Githyanki Quotes, Proverbs, and Sayings

[While githyanki can use gender-specific language, they do so less often than many races. References to 'him,' 'brother,' etc. in the quotes below can be similarly rendered in Common as 'her,' 'sister,' and so on.]

Some quotes and sayings derived from the plays of Sar'yel-Reth:

"Behold what a thrall is the barbarian -- even in the absence of a master! The graith builds the walls of a thrall-pit around his mind and never leaves it. He is not content unless he has either enslaved his fellows, or is the servant of his fellows. He makes sacrifices to unclean spirits rather than relying on his blade and the strength of his will. Nor can he truly call any man 'brother,' even those of his own city. Loneliness* and terror are his lot."

[*The githyanki word used here means "the isolation which results from being unable to trust others," and does not translate precisely into Common. It has been translated variously as 'loneliness,' 'distrust,' 'isolation' or 'solitude.' It is often used to describe the mental state of barbarians and Githyanki exiles.]

"What a pleasure it is, to put down a bag of silver and know that it will be here when I rise!"
[Spoken by a githyanki traveler coming home in one of Sar'yel-Reth's plays.]

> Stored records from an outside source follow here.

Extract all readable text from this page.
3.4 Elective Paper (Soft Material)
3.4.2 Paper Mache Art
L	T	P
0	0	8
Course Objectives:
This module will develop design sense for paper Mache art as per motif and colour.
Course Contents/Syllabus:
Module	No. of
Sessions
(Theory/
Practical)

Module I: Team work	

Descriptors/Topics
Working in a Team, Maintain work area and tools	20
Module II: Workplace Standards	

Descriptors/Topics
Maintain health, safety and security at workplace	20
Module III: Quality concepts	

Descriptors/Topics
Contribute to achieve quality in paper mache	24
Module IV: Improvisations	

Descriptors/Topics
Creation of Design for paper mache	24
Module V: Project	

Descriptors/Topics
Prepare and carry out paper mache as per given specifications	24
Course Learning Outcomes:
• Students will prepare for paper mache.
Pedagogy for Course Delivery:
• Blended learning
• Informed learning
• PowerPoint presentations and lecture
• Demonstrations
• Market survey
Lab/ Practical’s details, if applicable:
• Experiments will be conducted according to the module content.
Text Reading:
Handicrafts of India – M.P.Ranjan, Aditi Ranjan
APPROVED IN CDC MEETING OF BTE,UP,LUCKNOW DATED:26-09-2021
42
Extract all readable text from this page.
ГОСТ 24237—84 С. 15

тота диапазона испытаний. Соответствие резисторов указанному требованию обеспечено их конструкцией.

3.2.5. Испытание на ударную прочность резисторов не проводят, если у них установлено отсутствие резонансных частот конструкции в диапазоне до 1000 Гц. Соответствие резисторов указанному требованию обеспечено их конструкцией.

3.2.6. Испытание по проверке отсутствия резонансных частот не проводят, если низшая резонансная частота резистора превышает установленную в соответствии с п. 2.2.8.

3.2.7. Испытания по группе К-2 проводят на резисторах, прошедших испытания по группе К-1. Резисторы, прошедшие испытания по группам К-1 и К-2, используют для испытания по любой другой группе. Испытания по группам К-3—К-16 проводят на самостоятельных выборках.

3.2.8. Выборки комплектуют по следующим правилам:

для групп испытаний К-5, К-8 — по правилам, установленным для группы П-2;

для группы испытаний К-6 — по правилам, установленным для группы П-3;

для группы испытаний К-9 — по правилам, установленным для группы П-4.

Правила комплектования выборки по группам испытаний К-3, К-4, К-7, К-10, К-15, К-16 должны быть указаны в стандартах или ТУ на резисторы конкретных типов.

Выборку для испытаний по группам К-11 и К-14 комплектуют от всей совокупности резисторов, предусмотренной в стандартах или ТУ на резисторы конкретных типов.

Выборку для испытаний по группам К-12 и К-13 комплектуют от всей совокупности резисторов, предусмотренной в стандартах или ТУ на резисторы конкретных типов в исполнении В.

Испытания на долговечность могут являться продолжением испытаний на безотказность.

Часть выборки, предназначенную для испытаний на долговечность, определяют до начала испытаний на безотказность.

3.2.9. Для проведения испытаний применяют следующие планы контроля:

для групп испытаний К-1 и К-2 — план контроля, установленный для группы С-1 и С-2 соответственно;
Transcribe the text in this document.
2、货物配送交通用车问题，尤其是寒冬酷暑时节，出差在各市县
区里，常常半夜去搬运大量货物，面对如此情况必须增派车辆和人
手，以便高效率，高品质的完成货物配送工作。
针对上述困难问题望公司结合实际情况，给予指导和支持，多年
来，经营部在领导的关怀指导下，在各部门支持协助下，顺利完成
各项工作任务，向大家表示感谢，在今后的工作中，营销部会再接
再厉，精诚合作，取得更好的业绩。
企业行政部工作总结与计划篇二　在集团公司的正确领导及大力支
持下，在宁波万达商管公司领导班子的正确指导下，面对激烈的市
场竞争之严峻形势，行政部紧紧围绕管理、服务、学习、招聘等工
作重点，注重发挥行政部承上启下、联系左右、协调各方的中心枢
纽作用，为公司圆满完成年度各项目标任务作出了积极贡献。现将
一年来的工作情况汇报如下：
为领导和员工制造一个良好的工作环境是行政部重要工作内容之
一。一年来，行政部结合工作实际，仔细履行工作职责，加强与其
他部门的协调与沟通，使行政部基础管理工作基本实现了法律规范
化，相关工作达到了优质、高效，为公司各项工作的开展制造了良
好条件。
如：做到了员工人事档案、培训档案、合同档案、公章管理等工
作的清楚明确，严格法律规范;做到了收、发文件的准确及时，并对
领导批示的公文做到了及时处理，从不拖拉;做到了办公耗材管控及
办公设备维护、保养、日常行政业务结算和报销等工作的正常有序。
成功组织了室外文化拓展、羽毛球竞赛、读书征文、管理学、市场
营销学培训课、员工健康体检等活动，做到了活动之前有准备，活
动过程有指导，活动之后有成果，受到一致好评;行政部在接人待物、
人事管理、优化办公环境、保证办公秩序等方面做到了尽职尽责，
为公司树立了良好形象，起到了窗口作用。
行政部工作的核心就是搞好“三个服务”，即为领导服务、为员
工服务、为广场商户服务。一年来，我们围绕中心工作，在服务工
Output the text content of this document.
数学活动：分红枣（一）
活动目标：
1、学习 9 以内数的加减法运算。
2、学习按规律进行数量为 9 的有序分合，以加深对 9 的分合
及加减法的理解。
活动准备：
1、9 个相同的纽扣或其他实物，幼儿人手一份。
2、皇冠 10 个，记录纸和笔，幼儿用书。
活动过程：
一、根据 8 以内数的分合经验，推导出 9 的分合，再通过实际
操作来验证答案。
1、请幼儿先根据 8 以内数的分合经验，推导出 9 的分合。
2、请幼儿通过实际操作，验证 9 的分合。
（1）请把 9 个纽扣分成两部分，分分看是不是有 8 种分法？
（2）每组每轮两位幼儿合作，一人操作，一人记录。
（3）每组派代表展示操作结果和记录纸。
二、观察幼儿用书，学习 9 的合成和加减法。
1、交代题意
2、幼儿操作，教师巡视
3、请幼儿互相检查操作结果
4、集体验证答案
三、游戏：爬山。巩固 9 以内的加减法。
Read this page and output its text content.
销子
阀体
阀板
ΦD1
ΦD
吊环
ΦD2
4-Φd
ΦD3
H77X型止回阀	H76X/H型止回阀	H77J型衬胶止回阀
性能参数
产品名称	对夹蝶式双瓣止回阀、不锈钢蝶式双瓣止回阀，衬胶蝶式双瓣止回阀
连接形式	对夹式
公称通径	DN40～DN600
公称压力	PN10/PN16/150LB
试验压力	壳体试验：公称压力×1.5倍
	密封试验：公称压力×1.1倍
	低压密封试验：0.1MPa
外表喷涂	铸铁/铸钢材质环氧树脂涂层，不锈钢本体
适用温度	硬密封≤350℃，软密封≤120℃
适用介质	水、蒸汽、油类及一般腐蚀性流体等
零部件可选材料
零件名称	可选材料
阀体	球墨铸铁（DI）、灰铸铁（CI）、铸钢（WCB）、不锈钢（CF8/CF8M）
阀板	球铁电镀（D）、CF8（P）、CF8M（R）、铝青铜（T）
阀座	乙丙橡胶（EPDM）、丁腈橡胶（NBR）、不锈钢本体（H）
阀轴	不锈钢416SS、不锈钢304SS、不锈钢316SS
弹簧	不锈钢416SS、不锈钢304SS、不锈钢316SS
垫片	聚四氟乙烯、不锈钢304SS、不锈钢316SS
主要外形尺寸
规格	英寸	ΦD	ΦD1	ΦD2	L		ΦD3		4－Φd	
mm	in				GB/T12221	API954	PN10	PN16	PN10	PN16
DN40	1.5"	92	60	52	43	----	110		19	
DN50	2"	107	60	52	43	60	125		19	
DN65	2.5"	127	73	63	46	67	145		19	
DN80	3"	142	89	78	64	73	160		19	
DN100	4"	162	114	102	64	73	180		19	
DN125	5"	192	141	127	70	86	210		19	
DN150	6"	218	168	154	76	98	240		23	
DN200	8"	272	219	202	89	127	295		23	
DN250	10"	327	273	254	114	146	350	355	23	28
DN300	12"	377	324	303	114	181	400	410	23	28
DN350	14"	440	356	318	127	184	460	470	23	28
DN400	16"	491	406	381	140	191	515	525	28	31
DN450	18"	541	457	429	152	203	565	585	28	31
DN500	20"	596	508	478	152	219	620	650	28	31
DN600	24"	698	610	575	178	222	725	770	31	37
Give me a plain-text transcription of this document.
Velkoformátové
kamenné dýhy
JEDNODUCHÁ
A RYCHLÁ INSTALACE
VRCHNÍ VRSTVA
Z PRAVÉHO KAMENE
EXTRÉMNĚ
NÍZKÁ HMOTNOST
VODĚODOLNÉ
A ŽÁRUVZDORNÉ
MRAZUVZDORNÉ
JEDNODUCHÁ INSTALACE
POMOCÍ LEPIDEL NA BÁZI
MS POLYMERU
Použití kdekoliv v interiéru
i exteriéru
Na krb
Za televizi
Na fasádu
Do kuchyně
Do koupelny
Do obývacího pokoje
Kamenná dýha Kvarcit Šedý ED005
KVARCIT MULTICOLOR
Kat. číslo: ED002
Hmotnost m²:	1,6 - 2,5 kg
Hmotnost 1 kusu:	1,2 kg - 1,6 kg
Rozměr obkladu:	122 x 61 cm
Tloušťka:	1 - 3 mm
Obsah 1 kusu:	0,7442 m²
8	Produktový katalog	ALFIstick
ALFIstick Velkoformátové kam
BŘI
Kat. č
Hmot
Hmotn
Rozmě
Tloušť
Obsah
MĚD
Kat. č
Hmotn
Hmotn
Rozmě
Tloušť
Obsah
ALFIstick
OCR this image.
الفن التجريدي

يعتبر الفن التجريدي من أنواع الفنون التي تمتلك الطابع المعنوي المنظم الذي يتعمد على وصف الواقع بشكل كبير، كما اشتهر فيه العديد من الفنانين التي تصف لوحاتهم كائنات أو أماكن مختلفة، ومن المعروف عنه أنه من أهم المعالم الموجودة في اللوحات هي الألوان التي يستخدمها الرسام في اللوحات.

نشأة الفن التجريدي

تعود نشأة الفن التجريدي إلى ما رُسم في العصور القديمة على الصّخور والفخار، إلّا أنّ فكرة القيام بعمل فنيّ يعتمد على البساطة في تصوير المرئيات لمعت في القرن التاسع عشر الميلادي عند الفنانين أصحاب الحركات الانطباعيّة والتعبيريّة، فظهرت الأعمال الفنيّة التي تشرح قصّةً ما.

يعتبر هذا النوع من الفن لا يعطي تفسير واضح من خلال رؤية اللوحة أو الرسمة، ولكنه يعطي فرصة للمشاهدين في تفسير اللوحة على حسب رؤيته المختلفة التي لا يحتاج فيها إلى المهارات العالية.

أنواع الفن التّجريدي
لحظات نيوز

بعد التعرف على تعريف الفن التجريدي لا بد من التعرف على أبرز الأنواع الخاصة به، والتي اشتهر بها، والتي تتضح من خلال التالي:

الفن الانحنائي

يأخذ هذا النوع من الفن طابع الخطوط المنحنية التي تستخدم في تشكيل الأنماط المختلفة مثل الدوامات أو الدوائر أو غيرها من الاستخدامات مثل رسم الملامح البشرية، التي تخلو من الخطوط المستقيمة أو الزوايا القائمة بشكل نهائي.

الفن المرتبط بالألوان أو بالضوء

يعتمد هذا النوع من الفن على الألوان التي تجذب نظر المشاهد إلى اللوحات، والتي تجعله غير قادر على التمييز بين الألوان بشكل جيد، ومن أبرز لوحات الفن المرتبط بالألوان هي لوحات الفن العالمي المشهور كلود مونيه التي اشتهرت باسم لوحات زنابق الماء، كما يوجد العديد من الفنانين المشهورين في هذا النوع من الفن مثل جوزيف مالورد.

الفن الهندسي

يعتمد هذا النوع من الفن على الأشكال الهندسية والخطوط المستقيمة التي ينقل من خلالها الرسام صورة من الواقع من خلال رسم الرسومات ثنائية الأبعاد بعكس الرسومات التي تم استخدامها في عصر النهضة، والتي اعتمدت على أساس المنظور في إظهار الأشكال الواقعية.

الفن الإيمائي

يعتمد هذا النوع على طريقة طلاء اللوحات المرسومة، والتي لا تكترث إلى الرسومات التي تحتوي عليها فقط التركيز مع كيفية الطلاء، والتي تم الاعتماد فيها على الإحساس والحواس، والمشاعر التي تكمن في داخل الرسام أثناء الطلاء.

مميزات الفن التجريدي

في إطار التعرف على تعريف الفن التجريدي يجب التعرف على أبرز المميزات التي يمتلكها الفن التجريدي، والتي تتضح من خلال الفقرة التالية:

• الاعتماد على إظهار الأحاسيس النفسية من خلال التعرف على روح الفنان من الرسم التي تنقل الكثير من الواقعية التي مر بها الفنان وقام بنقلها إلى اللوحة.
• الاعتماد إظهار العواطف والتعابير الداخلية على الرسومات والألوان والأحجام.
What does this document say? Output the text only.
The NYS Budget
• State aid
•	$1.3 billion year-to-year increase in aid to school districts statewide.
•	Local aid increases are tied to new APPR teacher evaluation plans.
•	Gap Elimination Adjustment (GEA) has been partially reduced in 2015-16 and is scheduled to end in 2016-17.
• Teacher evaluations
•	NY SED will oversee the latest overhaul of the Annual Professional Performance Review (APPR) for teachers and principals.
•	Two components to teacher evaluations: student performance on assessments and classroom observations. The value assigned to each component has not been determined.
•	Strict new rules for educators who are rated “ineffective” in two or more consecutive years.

"What do these heathen Venerators know save gold and blasphemies?"
[Commentary on the occasional cultural practice of allowing mercenary barbarian priests to heal Githyanki troops. The word 'Venerator' is more often used to describe members of the illithid Venerator Creed, and thus is particularly insulting.]

Fune-Zaad wrote various texts on Githyanki morality and orthodoxy; the following are only a few of the sayings attributed to him.

"Only foolishness and blasphemies come forth from the mouth of the barbarian."

"No object is more dear than honor. Not only does the thief proclaim his own honor to be of little value, he demonstrates a lack of trust in his brothers and shows himself to be a barbarian."
[On Githyanki thieves. Fune-Zaad refers to 'lack of trust in his brothers' because because a githyanki in good standing may reasonably expect other githyanki to help him with regard to basic physical needs, i.e., food, water, shelter, weapons.]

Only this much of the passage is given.